Home / Personal Finance / Debt Settlement Letter – Can You Negotiate Your Own Debt Settlement?

Debt Settlement Letter – Can You Negotiate Your Own Debt Settlement?

Last Updated on

Debt Settlement Letter

The term Debt settlement has several synonyms including credit settlement, debt negotiation, and debt arbitration.

It refers to the process where the debtor negotiates with the creditor to be allowed a partial payment as full payment of the full debt.

Once the creditor agrees to this kind of agreement, the debtor is obligated to just settle a specified amount of the outstanding debt and the rest of the amount is forfeited for good. 

However, debt settlement is rarely used by creditors in handling debt payments. It usually applies to unsecured debts like medical bills and credit cards since it would be easier recollecting secured debts by repossessing the asset used to secure them.

Debt settlement requires the help of debt settlement firms though individual creditors can agree to provide it on their own.

Debt Settlement Letter 

Debt Settlement Letter

Collecting unsecured loans can be challenging for a creditor since debtors may fail to pay the full amount as agreed. A debt settlement letter could help in recouping part of the losses which could accrue from unsettled debts.

The creditor uses this letter to communicate new terms of settling the outstanding debt. Debt settlement letter relieves the creditor the burden of chasing after the debtor since all the agreements concerning how to settle the outstanding loan are well presented in form of a letter.

The letter indicates the due date that the debtor is required to make payments under the negotiated terms and other provisions like the amounts to be paid in installment basis, liability and confidentiality clauses.

Failure by the debtor to honor the agreement could make the total outstanding loan to fall due.
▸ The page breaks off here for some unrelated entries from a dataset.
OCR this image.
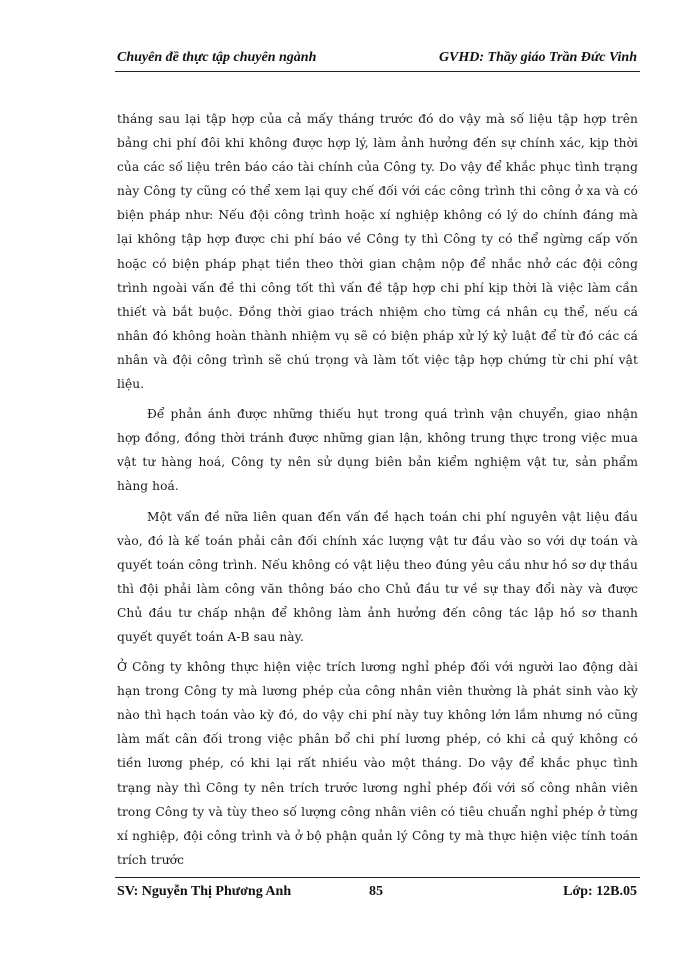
Chuyên đề thực tập chuyên ngành	GVHD: Thầy giáo Trần Đức Vinh

tháng sau lại tập hợp của cả mấy tháng trước đó do vậy mà số liệu tập hợp trên bảng chi phí đôi khi không được hợp lý, làm ảnh hưởng đến sự chính xác, kịp thời của các số liệu trên báo cáo tài chính của Công ty. Do vậy để khắc phục tình trạng này Công ty cũng có thể xem lại quy chế đối với các công trình thi công ở xa và có biện pháp như: Nếu đội công trình hoặc xí nghiệp không có lý do chính đáng mà lại không tập hợp được chi phí báo về Công ty thì Công ty có thể ngừng cấp vốn hoặc có biện pháp phạt tiền theo thời gian chậm nộp để nhắc nhở các đội công trình ngoài vấn đề thi công tốt thì vấn đề tập hợp chi phí kịp thời là việc làm cần thiết và bắt buộc. Đồng thời giao trách nhiệm cho từng cá nhân cụ thể, nếu cá nhân đó không hoàn thành nhiệm vụ sẽ có biện pháp xử lý kỷ luật để từ đó các cá nhân và đội công trình sẽ chú trọng và làm tốt việc tập hợp chứng từ chi phí vật liệu.

Để phản ánh được những thiếu hụt trong quá trình vận chuyển, giao nhận hợp đồng, đồng thời tránh được những gian lận, không trung thực trong việc mua vật tư hàng hoá, Công ty nên sử dụng biên bản kiểm nghiệm vật tư, sản phẩm hàng hoá.

Một vấn đề nữa liên quan đến vấn đề hạch toán chi phí nguyên vật liệu đầu vào, đó là kế toán phải cân đối chính xác lượng vật tư đầu vào so với dự toán và quyết toán công trình. Nếu không có vật liệu theo đúng yêu cầu như hồ sơ dự thầu thì đội phải làm công văn thông báo cho Chủ đầu tư về sự thay đổi này và được Chủ đầu tư chấp nhận để không làm ảnh hưởng đến công tác lập hồ sơ thanh quyết quyết toán A-B sau này.

Ở Công ty không thực hiện việc trích lương nghỉ phép đối với người lao động dài hạn trong Công ty mà lương phép của công nhân viên thường là phát sinh vào kỳ nào thì hạch toán vào kỳ đó, do vậy chi phí này tuy không lớn lắm nhưng nó cũng làm mất cân đối trong việc phân bổ chi phí lương phép, có khi cả quý không có tiền lương phép, có khi lại rất nhiều vào một tháng. Do vậy để khắc phục tình trạng này thì Công ty nên trích trước lương nghỉ phép đối với số công nhân viên trong Công ty và tùy theo số lượng công nhân viên có tiêu chuẩn nghỉ phép ở từng xí nghiệp, đội công trình và ở bộ phận quản lý Công ty mà thực hiện việc tính toán trích trước

SV: Nguyễn Thị Phương Anh	85	Lớp: 12B.05
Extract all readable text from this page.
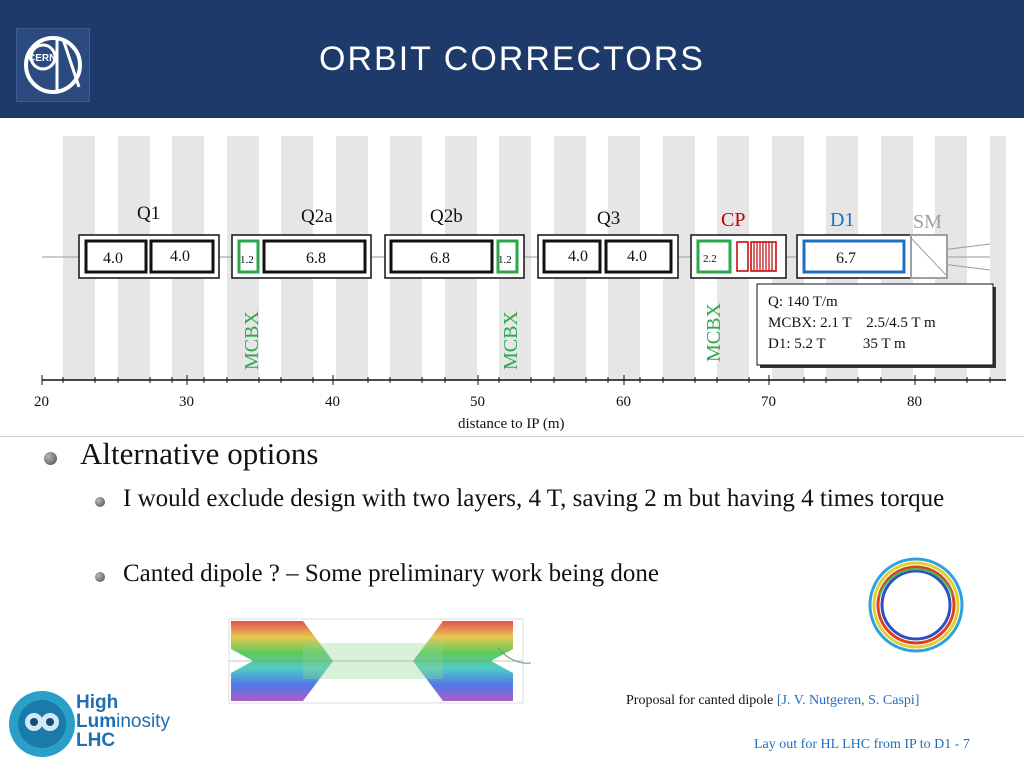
CERN	ORBIT CORRECTORS
Q1	Q2a	Q2b	Q3	CP	D1	SM
4.0	4.0	1.2	6.8	6.8	1.2	4.0 4.0	2.2	6.7
MCBX	MCBX	MCBX
Q: 140 T/m
MCBX: 2.1 T    2.5/4.5 T m
D1: 5.2 T          35 T m
20	30	40	50	60	70	80
distance to IP (m)
Alternative options
I would exclude design with two layers, 4 T, saving 2 m but having 4 times torque
Canted dipole ? – Some preliminary work being done
Proposal for canted dipole [J. V. Nutgeren, S. Caspi]
High
Luminosity
LHC	Lay out for HL LHC from IP to D1 - 7
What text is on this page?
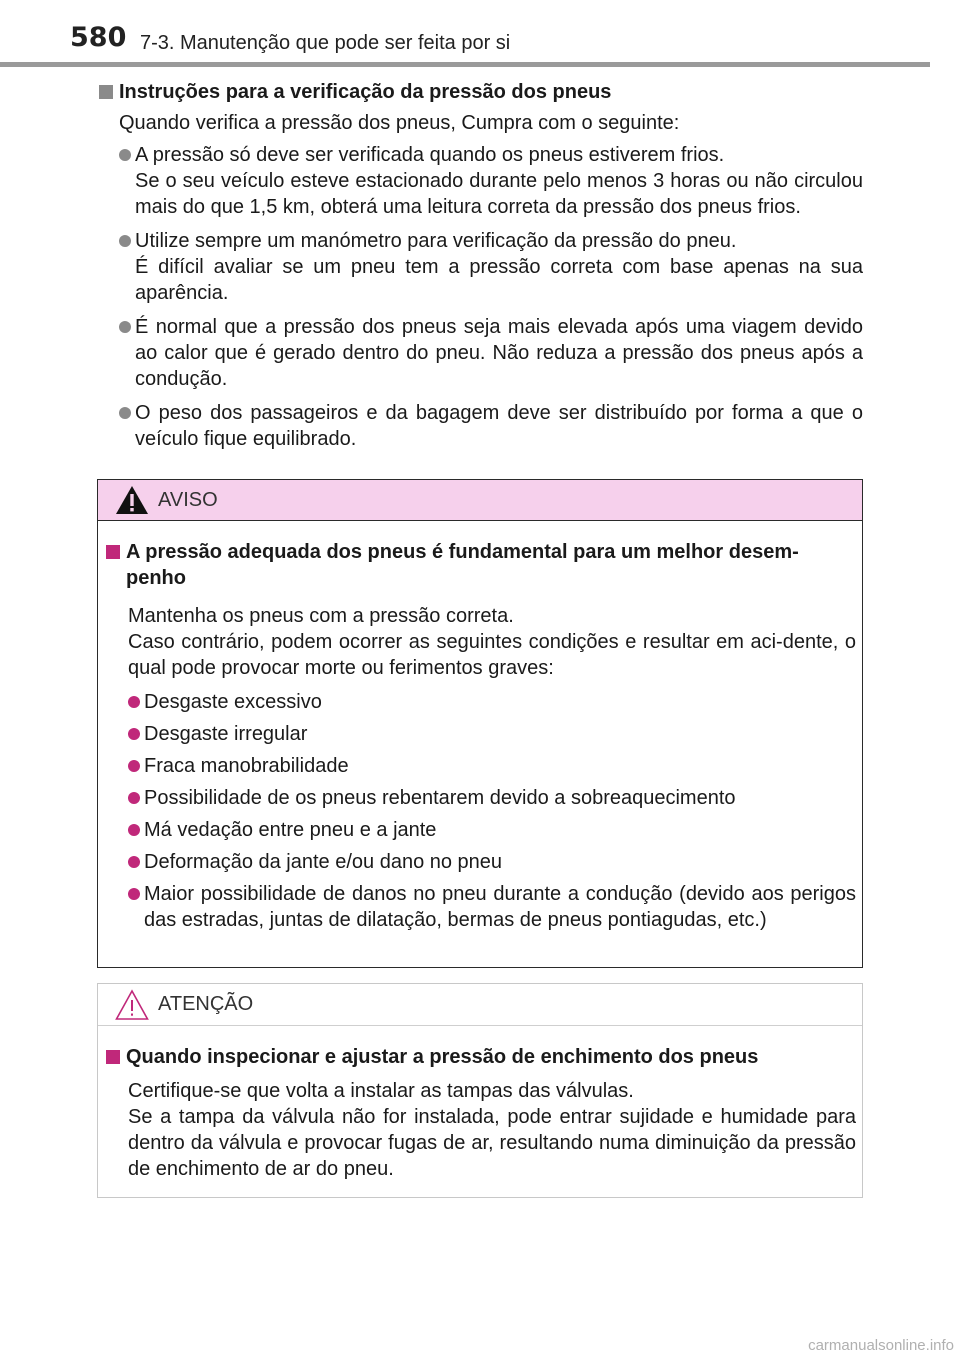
580 7-3. Manutenção que pode ser feita por si
Instruções para a verificação da pressão dos pneus
Quando verifica a pressão dos pneus, Cumpra com o seguinte:
A pressão só deve ser verificada quando os pneus estiverem frios.
Se o seu veículo esteve estacionado durante pelo menos 3 horas ou não circulou mais do que 1,5 km, obterá uma leitura correta da pressão dos pneus frios.
Utilize sempre um manómetro para verificação da pressão do pneu.
É difícil avaliar se um pneu tem a pressão correta com base apenas na sua aparência.
É normal que a pressão dos pneus seja mais elevada após uma viagem devido ao calor que é gerado dentro do pneu. Não reduza a pressão dos pneus após a condução.
O peso dos passageiros e da bagagem deve ser distribuído por forma a que o veículo fique equilibrado.
AVISO
A pressão adequada dos pneus é fundamental para um melhor desem-penho
Mantenha os pneus com a pressão correta.
Caso contrário, podem ocorrer as seguintes condições e resultar em aci-dente, o qual pode provocar morte ou ferimentos graves:
Desgaste excessivo
Desgaste irregular
Fraca manobrabilidade
Possibilidade de os pneus rebentarem devido a sobreaquecimento
Má vedação entre pneu e a jante
Deformação da jante e/ou dano no pneu
Maior possibilidade de danos no pneu durante a condução (devido aos perigos das estradas, juntas de dilatação, bermas de pneus pontiagudas, etc.)
ATENÇÃO
Quando inspecionar e ajustar a pressão de enchimento dos pneus
Certifique-se que volta a instalar as tampas das válvulas.
Se a tampa da válvula não for instalada, pode entrar sujidade e humidade para dentro da válvula e provocar fugas de ar, resultando numa diminuição da pressão de enchimento de ar do pneu.
carmanualsonline.info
Pros and cons of debt settlement

It helps the debtor in getting rid of nagging debt collectors. The debtors also benefit from paying a lesser amount than the original debt and once through they are under no obligation to pay the forgiven debt. The arrangement also saves the debtor from the risk of being declared bankrupt.

Creditors, on the other hand, benefit from the arrangement as it saves them the agony of chasing the debtors offering them an opportunity to pursue other business deals. Finally, the creditor is able to recover the debt he would have lost if the creditor filed for bankruptcy.
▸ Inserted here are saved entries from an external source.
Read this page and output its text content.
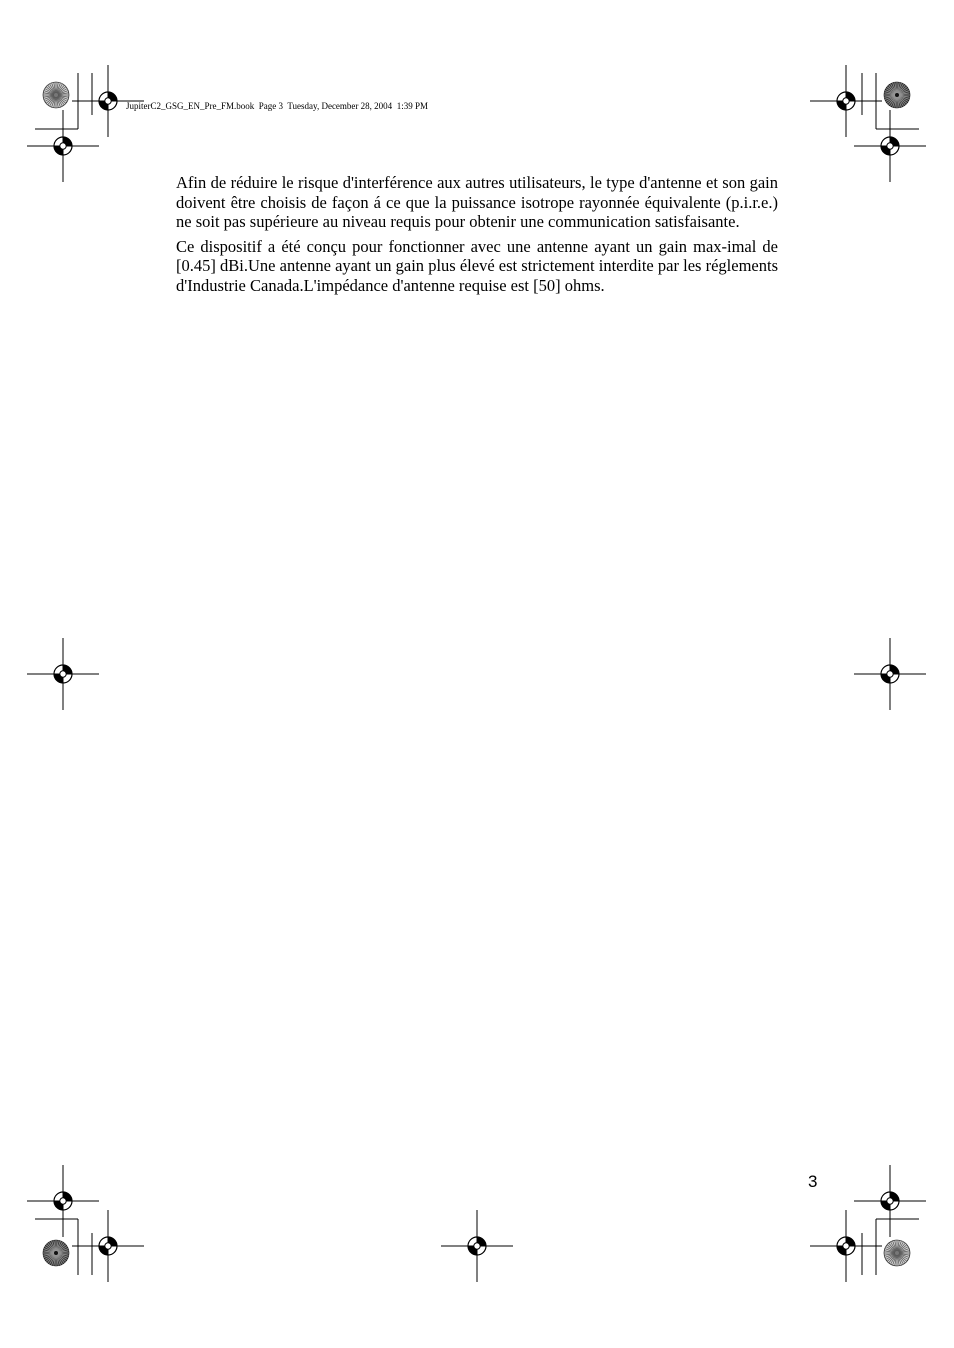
JupiterC2_GSG_EN_Pre_FM.book Page 3 Tuesday, December 28, 2004 1:39 PM

Afin de réduire le risque d'interférence aux autres utilisateurs, le type d'antenne et son gain doivent être choisis de façon á ce que la puissance isotrope rayonnée équivalente (p.i.r.e.) ne soit pas supérieure au niveau requis pour obtenir une communication satisfaisante.

Ce dispositif a été conçu pour fonctionner avec une antenne ayant un gain max-imal de [0.45] dBi.Une antenne ayant un gain plus élevé est strictement interdite par les réglements d'Industrie Canada.L'impédance d'antenne requise est [50] ohms.

3
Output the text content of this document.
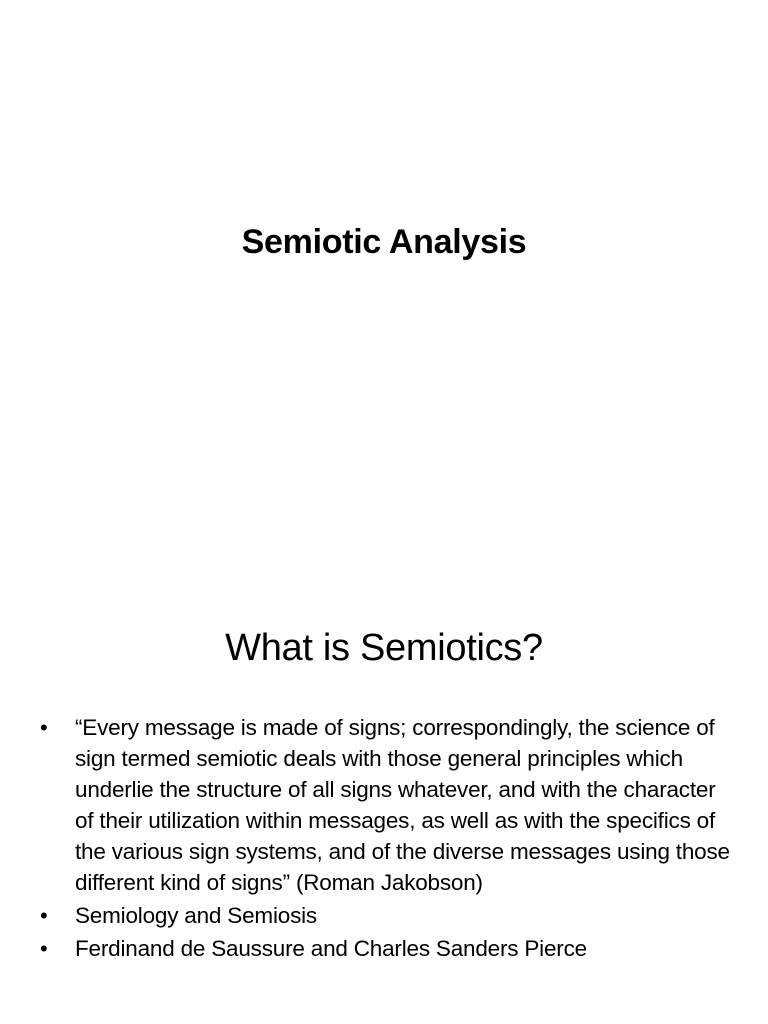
Semiotic Analysis
What is Semiotics?
•	“Every message is made of signs; correspondingly, the science of sign termed semiotic deals with those general principles which underlie the structure of all signs whatever, and with the character of their utilization within messages, as well as with the specifics of the various sign systems, and of the diverse messages using those different kind of signs” (Roman Jakobson)
•	Semiology and Semiosis
•	Ferdinand de Saussure and Charles Sanders Pierce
Debt settlement has several negative effects on the debtor. For instance, it taints the credit worthiness of the debtors as they must have forfeited on repayments for about six or more months before negotiating for a debt settlement. Moreover, the debtor has to pay income taxes even for the forgiven debt.

Also, debt settlement resembles a gamble since it is not guaranteed that the creditors will accept the arrangement. It is also a disadvantageous mode of debt settlement on the part of the debtors as it requires them to have immediate cash to pay a lesser amount as settlement for the full debt.
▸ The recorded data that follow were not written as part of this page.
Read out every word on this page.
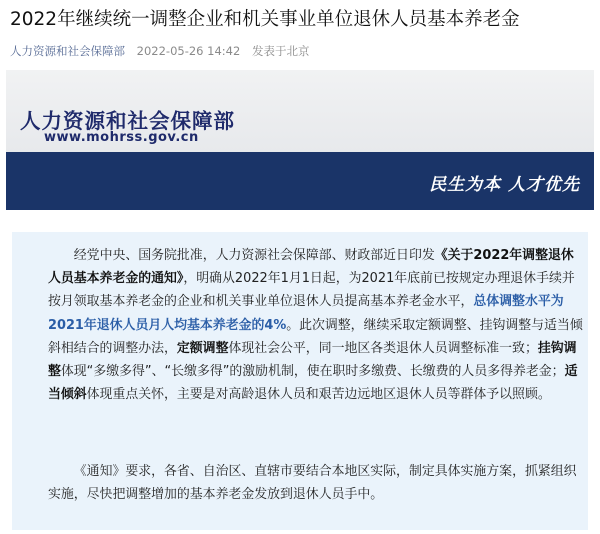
2022年继续统一调整企业和机关事业单位退休人员基本养老金
人力资源和社会保障部 2022-05-26 14:42 发表于北京
人力资源和社会保障部
www.mohrss.gov.cn
民生为本 人才优先
经党中央、国务院批准，人力资源社会保障部、财政部近日印发《关于2022年调整退休人员基本养老金的通知》，明确从2022年1月1日起，为2021年底前已按规定办理退休手续并按月领取基本养老金的企业和机关事业单位退休人员提高基本养老金水平，总体调整水平为2021年退休人员月人均基本养老金的4%。此次调整，继续采取定额调整、挂钩调整与适当倾斜相结合的调整办法，定额调整体现社会公平，同一地区各类退休人员调整标准一致；挂钩调整体现“多缴多得”、“长缴多得”的激励机制，使在职时多缴费、长缴费的人员多得养老金；适当倾斜体现重点关怀，主要是对高龄退休人员和艰苦边远地区退休人员等群体予以照顾。
《通知》要求，各省、自治区、直辖市要结合本地区实际，制定具体实施方案，抓紧组织实施，尽快把调整增加的基本养老金发放到退休人员手中。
For instance, the debtor might be required to pay an instant cash of $10,000 as full settlement of an outstanding $20,000.

In addition, debt settlement still damages the debtor’s credit rating as the creditor will still report it as a ‘settlement lesser than the full amount.’ Finally, this arrangement can only apply to unsecured debts but cannot apply to secured loans such as mortgages.

Legal Form

Debt settlement is a legal procedure as either a debtor or a creditor is allowed to approach a legal entity to initiate a debt settlement.

Actually, the majority of financial institutions use debt settlement to write off part of the debt owed to debtors.